Eine Bleibe für Fußballer, Boxer und Rennfahrer
Die Kartäuser-Klause in Erlingshofen hat den Besitzer gewechselt. In 46 Jahren als Chef war Josef Minder Zeitzeuge eines gesellschaftlichen Wandels, auch Promis waren zu Gast. Wer der neue Eigentümer ist und was er plant
TapfheimErlingshofen Die Kartäuser-Klause direkt an der Ortsdurchfahrt an der B 16 in Erlingshofen gibt es in der bisherigen Form jedenfalls nicht mehr. Inhaber Josef Minder hat die Gaststätte an einen Feinkosthändler aus Donauwörth verkauft. Dem Vernehmen nach will der neue Besitzer das Haus als Restaurant weiterführen. Die Räume im bisherigen Privathaus von Josef Minder sollen zu Hotelzimmern umgebaut werden. Minder selbst verbringt seinen Ruhestand in Ebermergen.
46 Jahre sind eine lange Zeit. Deshalb könnte Josef „Sepp“Minder stundenlang über sein Lokal, die bewegte Historie und ganz besondere Begegnungen erzählen: Fußballer, Boxer, Sänger und Rennfahrer haben sich die Klinke in die Hand gegeben. Angesichts der vielen Erlebnisse war es nicht verwunderlich, dass Minder eine Träne verdrücken musste, als er
Räume letztmals absperrte. Es hieß Abschied nehmen aus Tapfheim-Erlingshofen.
Fasching, Kartlerrunden, Treffen von Vereinen, Theateraufführungen – die Kartäuser-Klause war über Jahre „der“Treffpunkt. „Es sind schöne Erinnerungen“, sagt Minder, der die Kartäuser-Klause 1974 von den Eltern übernahm, die ursprünglich das Café Minder betrieben. „Bei meiner Übernahme wurden die Gaststätte, der Saal (für 200 Gäste) und die Küche komplett renoviert.“Dass die Geschichte nun am Silvestertag 2020 endete, hat einen einfachen Grund: Minder hat keinen Nachfolger in der Familie, will als Ruheständler „noch einige Jahre ohne Belastung“verbringen.
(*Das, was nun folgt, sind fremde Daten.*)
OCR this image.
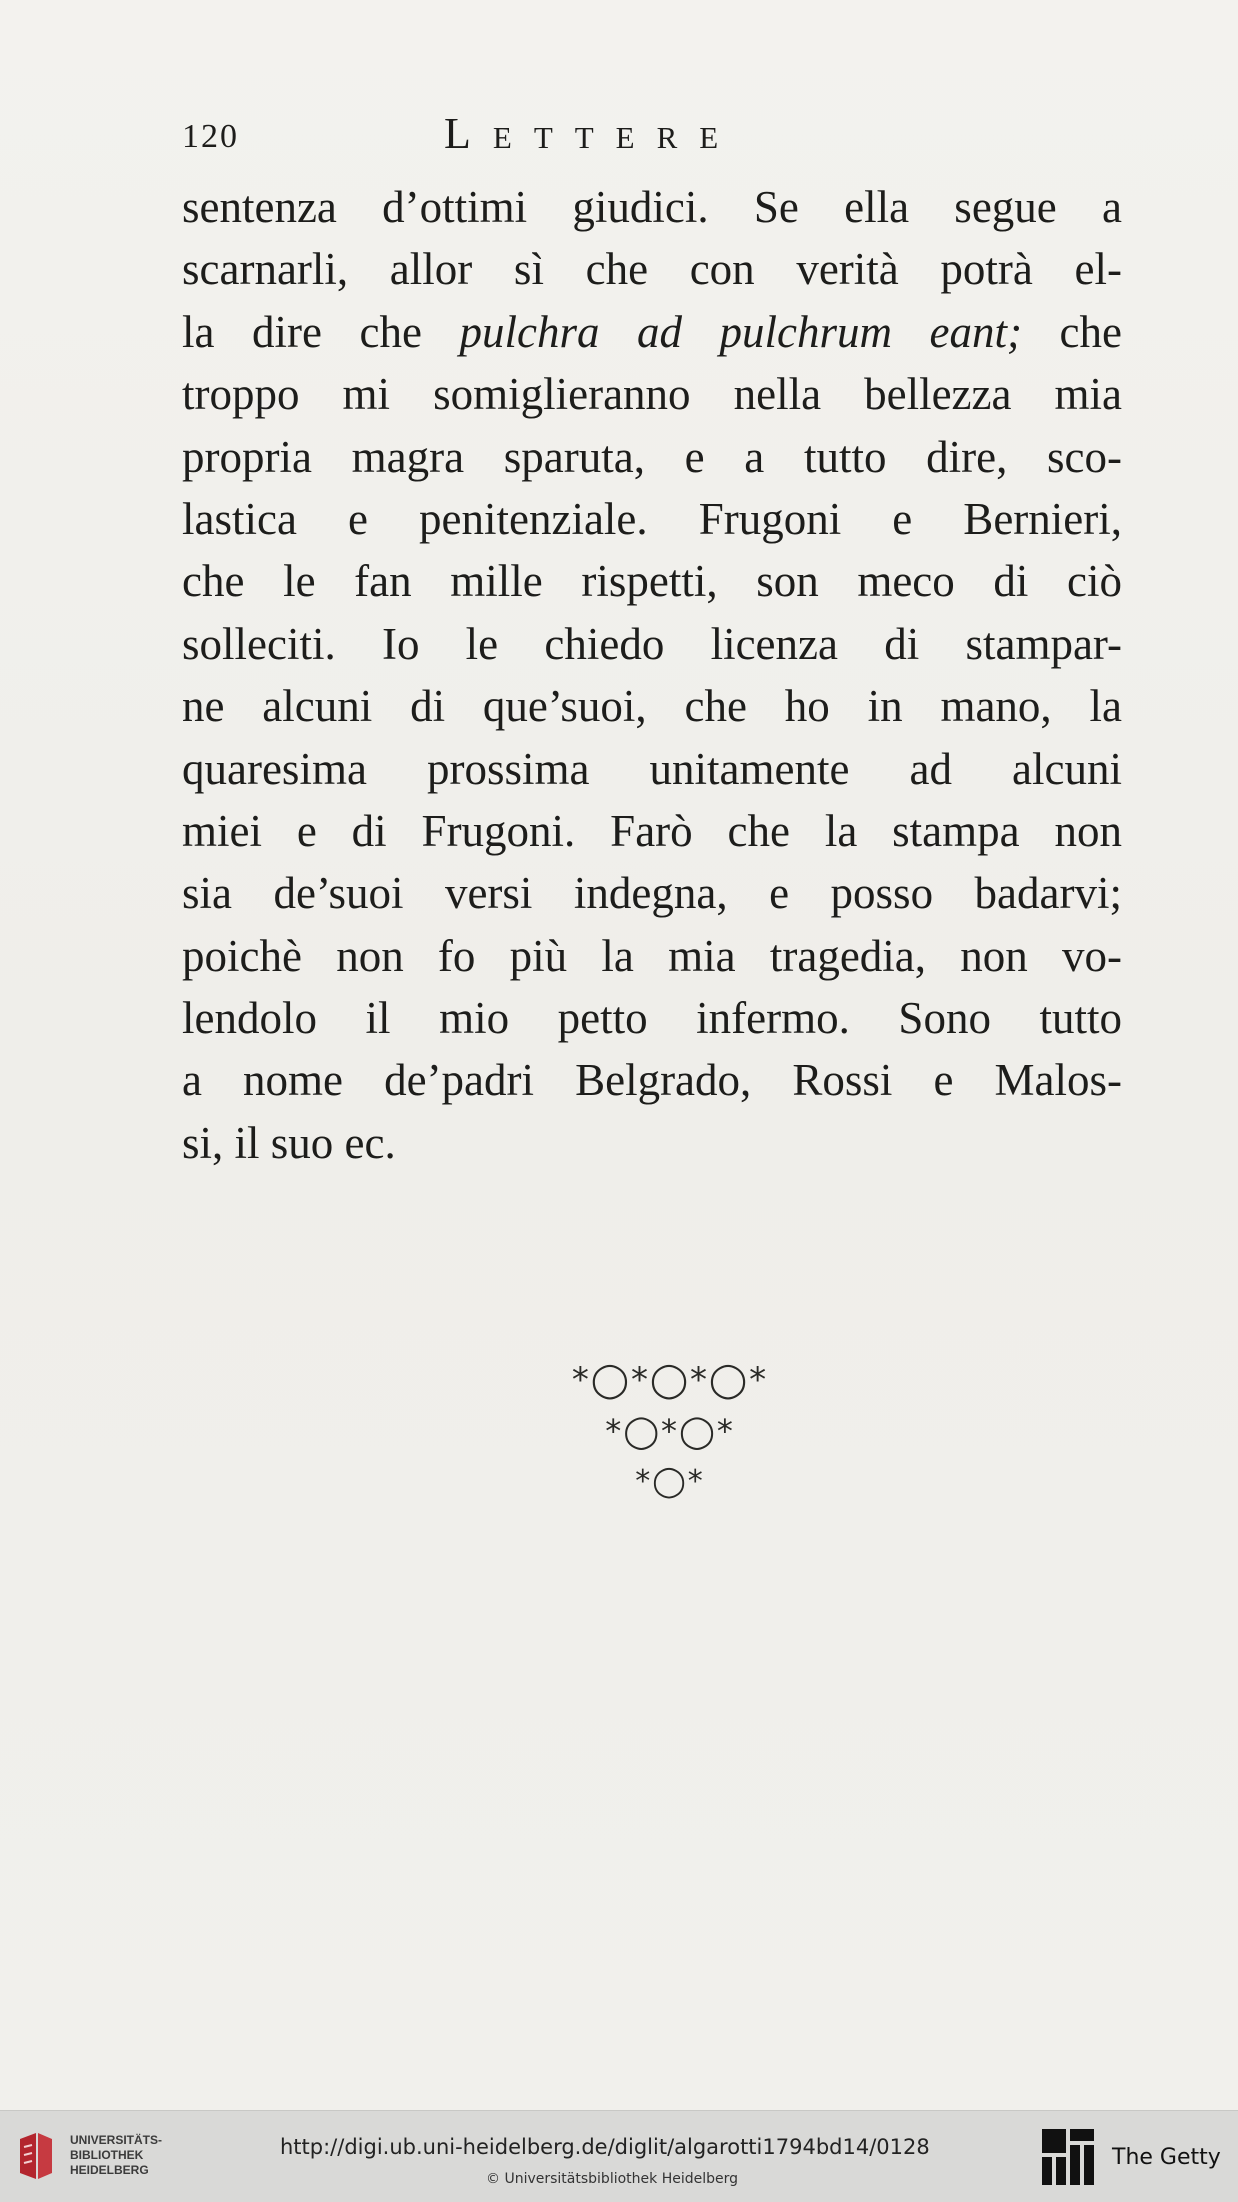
120	Lettere
sentenza d’ottimi giudici. Se ella segue a
scarnarli, allor sì che con verità potrà el-
la dire che pulchra ad pulchrum eant; che
troppo mi somiglieranno nella bellezza mia
propria magra sparuta, e a tutto dire, sco-
lastica e penitenziale. Frugoni e Bernieri,
che le fan mille rispetti, son meco di ciò
solleciti. Io le chiedo licenza di stampar-
ne alcuni di que’suoi, che ho in mano, la
quaresima prossima unitamente ad alcuni
miei e di Frugoni. Farò che la stampa non
sia de’suoi versi indegna, e posso badarvi;
poichè non fo più la mia tragedia, non vo-
lendolo il mio petto infermo. Sono tutto
a nome de’padri Belgrado, Rossi e Malos-
si, il suo ec.
*◯*◯*◯*
*◯*◯*
*◯*
UNIVERSITÄTS-
BIBLIOTHEK
HEIDELBERG
http://digi.ub.uni-heidelberg.de/diglit/algarotti1794bd14/0128
© Universitätsbibliothek Heidelberg
The Getty
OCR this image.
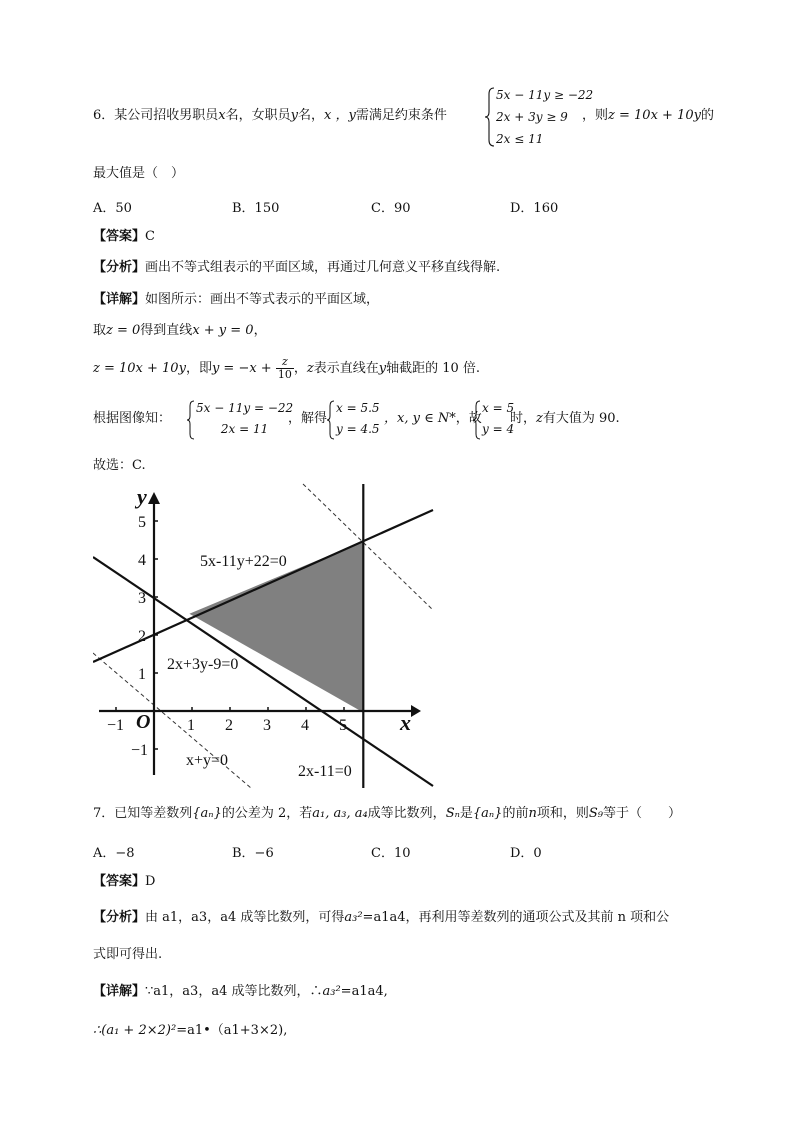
6．某公司招收男职员x名，女职员y名，x ，y需满足约束条件
5x − 11y ≥ −22
2x + 3y ≥ 9
2x ≤ 11
，则z = 10x + 10y的
最大值是（　）
A．50	B．150	C．90	D．160
【答案】C
【分析】画出不等式组表示的平面区域，再通过几何意义平移直线得解.
【详解】如图所示：画出不等式表示的平面区域，
取z = 0得到直线x + y = 0，
z = 10x + 10y，即$y = -x + \frac{z}{10}$ ，z表示直线在y轴截距的 10 倍.
根据图像知：
5x − 11y = −22
2x = 11
，解得
x = 5.5
y = 4.5
，x, y ∈ N*，故
x = 5
y = 4
时，z有大值为 90.
故选：C.
−1	1 2 3 4 5
5
4
3
2
1
−1
O
y
x
5x-11y+22=0
2x+3y-9=0
x+y=0
2x-11=0
7．已知等差数列{aₙ}的公差为 2，若a₁, a₃, a₄成等比数列，Sₙ是{aₙ}的前n项和，则S₉等于（　　）
A．−8	B．−6	C．10	D．0
【答案】D
【分析】由 a1，a3，a4 成等比数列，可得a₃²=a1a4，再利用等差数列的通项公式及其前 n 项和公
式即可得出.
【详解】∵a1，a3，a4 成等比数列，∴a₃²=a1a4,
∴(a₁ + 2×2)²=a1•（a1+3×2),
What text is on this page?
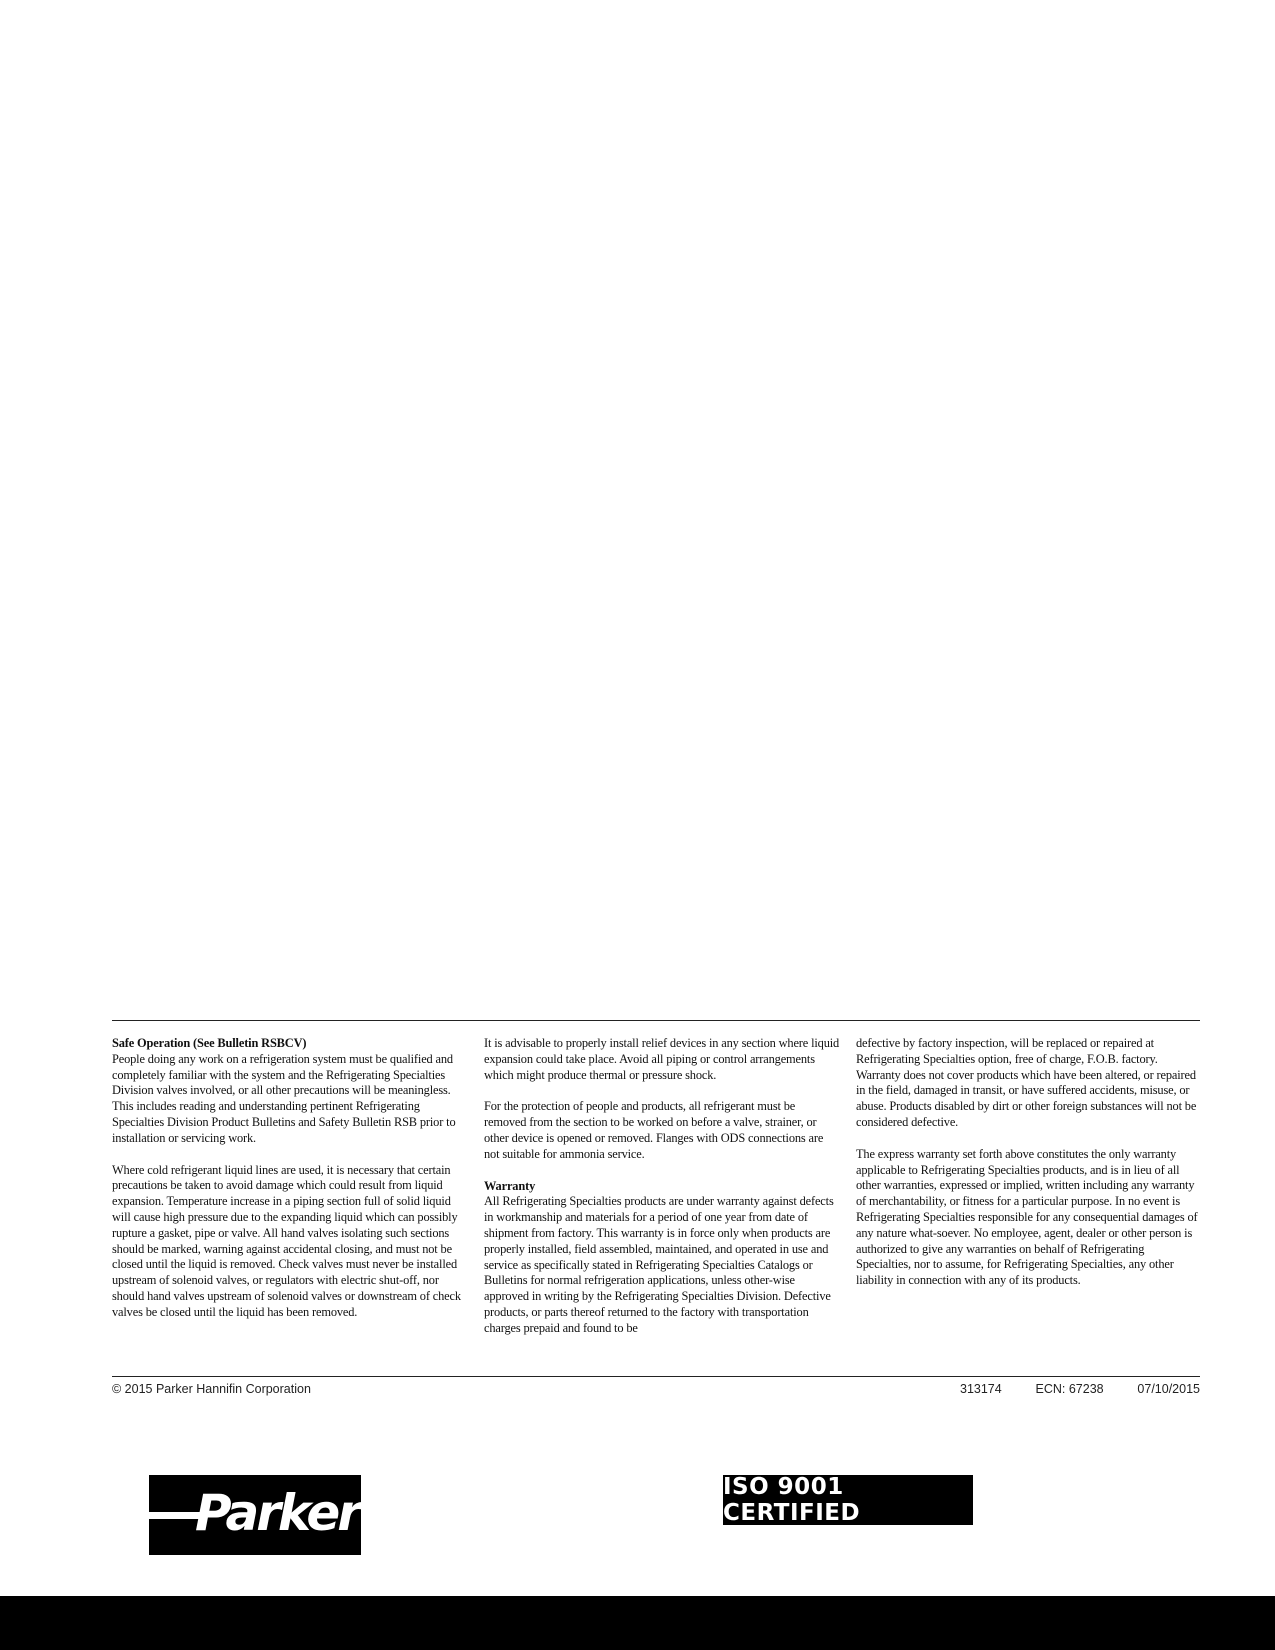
Safe Operation (See Bulletin RSBCV)
People doing any work on a refrigeration system must be qualified and completely familiar with the system and the Refrigerating Specialties Division valves involved, or all other precautions will be meaningless. This includes reading and understanding pertinent Refrigerating Specialties Division Product Bulletins and Safety Bulletin RSB prior to installation or servicing work.

Where cold refrigerant liquid lines are used, it is necessary that certain precautions be taken to avoid damage which could result from liquid expansion. Temperature increase in a piping section full of solid liquid will cause high pressure due to the expanding liquid which can possibly rupture a gasket, pipe or valve. All hand valves isolating such sections should be marked, warning against accidental closing, and must not be closed until the liquid is removed. Check valves must never be installed upstream of solenoid valves, or regulators with electric shut-off, nor should hand valves upstream of solenoid valves or downstream of check valves be closed until the liquid has been removed.

It is advisable to properly install relief devices in any section where liquid expansion could take place. Avoid all piping or control arrangements which might produce thermal or pressure shock.

For the protection of people and products, all refrigerant must be removed from the section to be worked on before a valve, strainer, or other device is opened or removed. Flanges with ODS connections are not suitable for ammonia service.

Warranty
All Refrigerating Specialties products are under warranty against defects in workmanship and materials for a period of one year from date of shipment from factory. This warranty is in force only when products are properly installed, field assembled, maintained, and operated in use and service as specifically stated in Refrigerating Specialties Catalogs or Bulletins for normal refrigeration applications, unless other-wise approved in writing by the Refrigerating Specialties Division. Defective products, or parts thereof returned to the factory with transportation charges prepaid and found to be

defective by factory inspection, will be replaced or repaired at Refrigerating Specialties option, free of charge, F.O.B. factory. Warranty does not cover products which have been altered, or repaired in the field, damaged in transit, or have suffered accidents, misuse, or abuse. Products disabled by dirt or other foreign substances will not be considered defective.

The express warranty set forth above constitutes the only warranty applicable to Refrigerating Specialties products, and is in lieu of all other warranties, expressed or implied, written including any warranty of merchantability, or fitness for a particular purpose. In no event is Refrigerating Specialties responsible for any consequential damages of any nature what-soever. No employee, agent, dealer or other person is authorized to give any warranties on behalf of Refrigerating Specialties, nor to assume, for Refrigerating Specialties, any other liability in connection with any of its products.

© 2015 Parker Hannifin Corporation	313174	ECN: 67238	07/10/2015
Parker	ISO 9001 CERTIFIED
Als Koch wollte Josef Minder immer Signalzeichen setzen. Schon zu Zeiten, als die regionale Küche noch kaum ein Thema war, kochte er mit heimischen Produkten. Aber es gab auch internationale Spezialitäten wie
Froschschenkel oder „Piri-Piri“. In 1980er-Jahren waren die Ritteressen oder auch Gerichte vom heißen Stein der Renner. Legendär waren die Jumbo-Schnitzelvariationen zu lediglich fünf Euro. Die Hochzeiten, Familienfeste und Taufen, „Hoigardie ta“, Faschingsbälle, Galaabende und Theater werde er wohl vermissen. „Unvergesslich sind die Silvesterfeiern mit einem 14-Gänge-Menü und Tanz mit Kapelle“, schwärmt Minder. Dazu hätten sich berühmte Gäste gesellt wie der Schlagersänger
Andy Borg oder Motorsportler Hans-Joachim „Strietzel“Stuck junior. Auch Jos Verstappen, Ex-Kollege von Michael Schumacher und Vater des heutigen Formel-1-Rennfahrers Max Verstappen, Mitglieder der deutschen Fußball-Nationalmannschaft wie Manfred Kaltz, Hansi Müller oder der „MachoMan“-Boxer René Weller waren immer wieder mal Gast in der Kartäuser-Klause.
Minder ist zu einem Zeitzeugen für den gesellschaftlichen Wandel in der Gastronomie geworden. Früher, so erinnert er sich, hätten die Vereine in seinem Lokal eine Heimstätte gehabt. Mittlerweile haben die meisten Vereine selbst eigene Heime mit gastronomischem Betrieb aufgebaut. „So wird es die Gastronomie auf dem Land schwer haben, sich zu behaupten“, sagt Minder. Nur einige wenige Gastronomiebetriebe würden überleben können, „aber nicht in jedem Ort“.